A rapariga que fazia parar a chuva
Makoto Shinkai será, por certo, um nome a fixar. Há já quem o intitule o "novo Miyazaki", não propriamente por semelhança de universos artísticos, mas porque o talento e sucesso retumbante dos seus filmes de animação só é comparável com os do mestre dos estúdios Ghibli. Com uma mão cheia de longas-metragens - não estreadas em Portugal -, entre as quais o magnífico Your Name (2016), Shinkai pode finalmente ser descoberto nas nossas salas de cinema através do seu mais recente título: O Tempo Contigo.
Tal como esse anterior Your Name, que retratava um romance adolescente com contornos sobrenaturais, também O Tempo Contigo assenta as suas linhas de animação numa história de amor juvenil de fantasia meteorológica, que encontra mais equivalência no realismo mágico e espiritual de Haruki Murakami do que no imaginário exuberante de Hayao Miyazaki. E, no entanto, pode dizer-se que ao nível dos detalhes o filme contém uma discreta homenagem ao mais importante dos cineastas da animação japonesa. Shinkai integra, definitivamente, essa tradição de qualidade assente na absoluta consciência de que à beleza visual corresponde uma narrativa com a dose certa de alma e criatividade.
Por sinal, alma e criatividade não faltam a esta saga de um rapaz, Hodaka, que foge de casa em direção a Tóquio, num verão de chuvas intensas, cruzando-se com Hina, uma jovem misteriosa que tem um dom: com uma simples oração, consegue fazer parar a chuva e trazer um raio de sol ao perímetro onde se encontra. Chamam-lhe "rapariga solar" e esse seu poder parece estar ligado a uma mitologia, que a princípio soa apenas a lenda... Enquanto nenhum dos dois é capaz de explicar o fenómeno, surge a hipótese de se ganhar algum dinheiro através dele, uma vez que Hina é órfã e tem um irmão pequeno para sustentar. De casamentos a dias de feira, os seus serviços trazem felicidade e luz às ocasiões que mais precisam delas, furando o cinzentismo - visualmente impressionante - do céu de Tóquio. Um dia, esta benevolente manipulação da meteorologia traz consequências, tanto a uma escala coletiva como a uma escala íntima. Entre as duas, coloca-se um dilema.

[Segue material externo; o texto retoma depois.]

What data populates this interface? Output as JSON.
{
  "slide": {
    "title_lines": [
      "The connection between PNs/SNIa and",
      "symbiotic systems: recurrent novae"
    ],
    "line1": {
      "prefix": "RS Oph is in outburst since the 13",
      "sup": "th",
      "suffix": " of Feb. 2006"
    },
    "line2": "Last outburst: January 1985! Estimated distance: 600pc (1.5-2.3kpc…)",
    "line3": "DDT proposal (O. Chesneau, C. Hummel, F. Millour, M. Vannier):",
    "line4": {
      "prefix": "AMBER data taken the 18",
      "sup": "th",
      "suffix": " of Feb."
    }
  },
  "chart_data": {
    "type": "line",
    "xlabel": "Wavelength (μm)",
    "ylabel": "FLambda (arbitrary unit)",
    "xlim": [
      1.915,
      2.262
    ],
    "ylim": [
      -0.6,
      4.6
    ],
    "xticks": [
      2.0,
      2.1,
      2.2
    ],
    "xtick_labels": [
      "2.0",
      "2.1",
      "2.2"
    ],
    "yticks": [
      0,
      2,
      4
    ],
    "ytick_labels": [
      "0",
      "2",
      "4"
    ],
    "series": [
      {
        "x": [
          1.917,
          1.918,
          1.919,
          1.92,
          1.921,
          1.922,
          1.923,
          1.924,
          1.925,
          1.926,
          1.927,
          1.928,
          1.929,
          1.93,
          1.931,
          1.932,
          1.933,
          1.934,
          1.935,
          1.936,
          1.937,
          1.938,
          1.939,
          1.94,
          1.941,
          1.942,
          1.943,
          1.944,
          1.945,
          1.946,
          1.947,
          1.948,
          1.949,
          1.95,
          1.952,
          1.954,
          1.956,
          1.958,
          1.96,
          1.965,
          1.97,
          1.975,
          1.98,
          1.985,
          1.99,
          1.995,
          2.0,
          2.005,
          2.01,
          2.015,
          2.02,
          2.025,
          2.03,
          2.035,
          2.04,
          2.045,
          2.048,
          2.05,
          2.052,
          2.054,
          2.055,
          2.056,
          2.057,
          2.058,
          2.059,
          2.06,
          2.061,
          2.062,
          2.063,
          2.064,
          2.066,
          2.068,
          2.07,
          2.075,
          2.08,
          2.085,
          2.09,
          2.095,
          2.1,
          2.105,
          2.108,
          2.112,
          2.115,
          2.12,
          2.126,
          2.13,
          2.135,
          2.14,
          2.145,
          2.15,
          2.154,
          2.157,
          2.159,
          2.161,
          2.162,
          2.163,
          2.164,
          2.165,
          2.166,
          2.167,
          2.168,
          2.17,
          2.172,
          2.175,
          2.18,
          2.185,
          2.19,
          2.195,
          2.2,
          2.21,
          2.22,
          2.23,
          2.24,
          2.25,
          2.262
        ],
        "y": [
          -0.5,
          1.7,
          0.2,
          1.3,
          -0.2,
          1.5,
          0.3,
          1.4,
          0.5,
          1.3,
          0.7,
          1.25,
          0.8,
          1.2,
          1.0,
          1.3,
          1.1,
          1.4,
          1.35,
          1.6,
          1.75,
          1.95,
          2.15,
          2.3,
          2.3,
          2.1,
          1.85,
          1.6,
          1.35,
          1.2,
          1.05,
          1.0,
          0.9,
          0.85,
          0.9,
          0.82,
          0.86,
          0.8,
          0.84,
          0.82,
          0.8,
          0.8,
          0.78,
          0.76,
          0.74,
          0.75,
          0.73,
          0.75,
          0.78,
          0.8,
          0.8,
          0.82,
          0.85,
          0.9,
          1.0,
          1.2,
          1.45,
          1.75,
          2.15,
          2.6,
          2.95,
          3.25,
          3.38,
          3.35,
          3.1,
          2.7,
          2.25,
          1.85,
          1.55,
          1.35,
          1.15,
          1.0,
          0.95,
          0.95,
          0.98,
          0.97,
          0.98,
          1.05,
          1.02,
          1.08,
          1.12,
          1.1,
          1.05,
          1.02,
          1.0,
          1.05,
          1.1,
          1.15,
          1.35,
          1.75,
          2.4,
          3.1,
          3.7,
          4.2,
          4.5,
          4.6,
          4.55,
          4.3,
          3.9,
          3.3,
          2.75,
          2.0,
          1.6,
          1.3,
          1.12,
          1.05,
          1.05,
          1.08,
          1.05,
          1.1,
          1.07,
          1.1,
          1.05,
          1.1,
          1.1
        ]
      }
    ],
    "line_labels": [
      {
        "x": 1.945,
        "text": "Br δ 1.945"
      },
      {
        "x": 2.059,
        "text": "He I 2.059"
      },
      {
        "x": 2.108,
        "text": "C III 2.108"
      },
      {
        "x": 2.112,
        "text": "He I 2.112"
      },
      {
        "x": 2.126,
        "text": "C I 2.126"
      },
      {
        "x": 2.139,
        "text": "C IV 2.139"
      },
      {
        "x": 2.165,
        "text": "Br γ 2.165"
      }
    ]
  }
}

Numa dimensão de metáfora, torna-se inevitável vislumbrar aqui a ansiedade e urgência global das alterações climáticas. Porém, importa notar que a flama da imaginação de Makoto Shinkai nunca fica condicionada por um propósito de mensagem. O filme está acima de qualquer programa que se lhe queira colar. O próprio título, O Tempo Contigo, reflete essa inteligência da história, concentrando na palavra "tempo" o duplo sentido meteorológico e de partilha de momentos. Daí que a maior virtude desta obra resida na sua capacidade de conciliar a fantasia romântica com um retrato urbano realista. Não são muitas as animações que fazem conviver tão bem a imagem da cidade - e da vida citadina - com a força do devaneio visual e narrativo.
Ainda que não esteja exatamente no mesmo patamar de Your Name, O Tempo Contigo apresenta-se como um belíssimo cartão de visita do cinema de Shinkai. Um conto pluvioso sobre as dores de crescimento e o primeiro amor, envolvido pelo sortilégio melancólico das pingas de chuva no vidro.